The mean arrival rate of flights at O’Hare Airport in marginal weather is 195 flights per hour with a historical standard deviation of 13 flights. To increase arrivals, a new air traffic control procedure is implemented. In the next 30 days of marginal weather the mean arrival rate is 200 flights per hour. (a) Set up a right-tailed decision rule at á=.025 to decide whether there has been a significant increase in the mean number of arrivals per hour. (b) Carry out the test and make the decision. Is it close? Would the decision be different if you used á = .01? (c) What assumptions are you making, if any? Flights

210 215 200 189 200 213 202 181 197 199
193 209 215 192 179 196 225 199 196 210
199 188 174 176 202 195 195 208 222 221

I'm confused.

To determine whether there has been a significant increase in the mean number of arrivals per hour at O'Hare Airport, we can perform a hypothesis test. Let's go through the steps.

Step 1: State the hypotheses.
- Null hypothesis (H₀): The mean number of arrivals per hour is equal to or less than 195 flights.
- Alternative hypothesis (H₁): The mean number of arrivals per hour is greater than 195 flights.

Step 2: Set the significance level.
In this case, the significance level (α) is 0.025.

Step 3: Formulate the decision rule.
Since the alternative hypothesis is that there is an increase in the mean, we need to set up a right-tailed decision rule. We will reject the null hypothesis if the test statistic is greater than the critical value.

Step 4: Calculate the test statistic.
To perform the hypothesis test, we need to calculate the test statistic, which is the z-score.

x̄ - μ
z = ------------------
σ / sqrt(n)

Where:
- x̄ is the sample mean (200 flights per hour).
- μ is the population mean (195 flights per hour).
- σ is the population standard deviation (13 flights).
- n is the sample size (30 days).

Step 5: Make the decision.
We compare the calculated test statistic with the critical value from the z-table.

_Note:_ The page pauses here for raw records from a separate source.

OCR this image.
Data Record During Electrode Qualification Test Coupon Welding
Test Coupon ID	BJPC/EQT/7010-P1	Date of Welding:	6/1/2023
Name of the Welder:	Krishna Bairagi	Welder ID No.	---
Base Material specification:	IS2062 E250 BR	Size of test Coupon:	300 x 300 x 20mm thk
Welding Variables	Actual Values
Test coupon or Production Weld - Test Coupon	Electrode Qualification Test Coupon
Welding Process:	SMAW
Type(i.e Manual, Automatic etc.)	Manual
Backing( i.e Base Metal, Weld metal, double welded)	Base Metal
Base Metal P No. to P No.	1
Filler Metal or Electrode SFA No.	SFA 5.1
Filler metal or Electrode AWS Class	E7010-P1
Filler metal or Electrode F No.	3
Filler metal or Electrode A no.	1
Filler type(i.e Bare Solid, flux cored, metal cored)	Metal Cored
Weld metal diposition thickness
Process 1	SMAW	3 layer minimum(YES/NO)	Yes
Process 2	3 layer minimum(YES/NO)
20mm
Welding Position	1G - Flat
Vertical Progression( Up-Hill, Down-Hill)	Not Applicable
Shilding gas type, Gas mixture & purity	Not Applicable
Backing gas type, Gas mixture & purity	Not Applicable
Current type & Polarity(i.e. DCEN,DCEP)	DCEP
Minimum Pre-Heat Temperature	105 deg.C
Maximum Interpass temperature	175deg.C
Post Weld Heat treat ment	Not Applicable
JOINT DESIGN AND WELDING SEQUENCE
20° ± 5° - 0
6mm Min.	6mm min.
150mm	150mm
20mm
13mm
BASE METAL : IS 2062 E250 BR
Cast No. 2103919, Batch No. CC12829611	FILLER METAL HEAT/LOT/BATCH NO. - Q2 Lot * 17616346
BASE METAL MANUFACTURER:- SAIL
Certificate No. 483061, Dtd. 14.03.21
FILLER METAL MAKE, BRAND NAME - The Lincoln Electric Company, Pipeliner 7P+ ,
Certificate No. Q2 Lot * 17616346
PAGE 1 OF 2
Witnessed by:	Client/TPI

Using the z-table, at a significance level of 0.025 (right-tailed test), the critical value is approximately 1.96.

If the calculated test statistic is greater than 1.96, we reject the null hypothesis. Otherwise, we fail to reject the null hypothesis.

Now let's perform the calculations.

(a) Set up a right-tailed decision rule at α = 0.025:
- Critical value = 1.96

(b) Carry out the test and make the decision:
- Calculate the test statistic:
(200 - 195)
z = ------------------------ = 1.442
13 / sqrt(30)

The calculated test statistic, 1.442, is less than the critical value of 1.96. Therefore, we fail to reject the null hypothesis.

(c) Assumptions made:
- The sample is randomly selected.
- The data follows a normal distribution.
- The standard deviation of the population is known (historical standard deviation of 13 flights).

If we used α = 0.01 instead of α = 0.025, the critical value would be approximately 2.33. Since the calculated test statistic (1.442) is still less than 2.33, the decision would remain the same. We would still fail to reject the null hypothesis.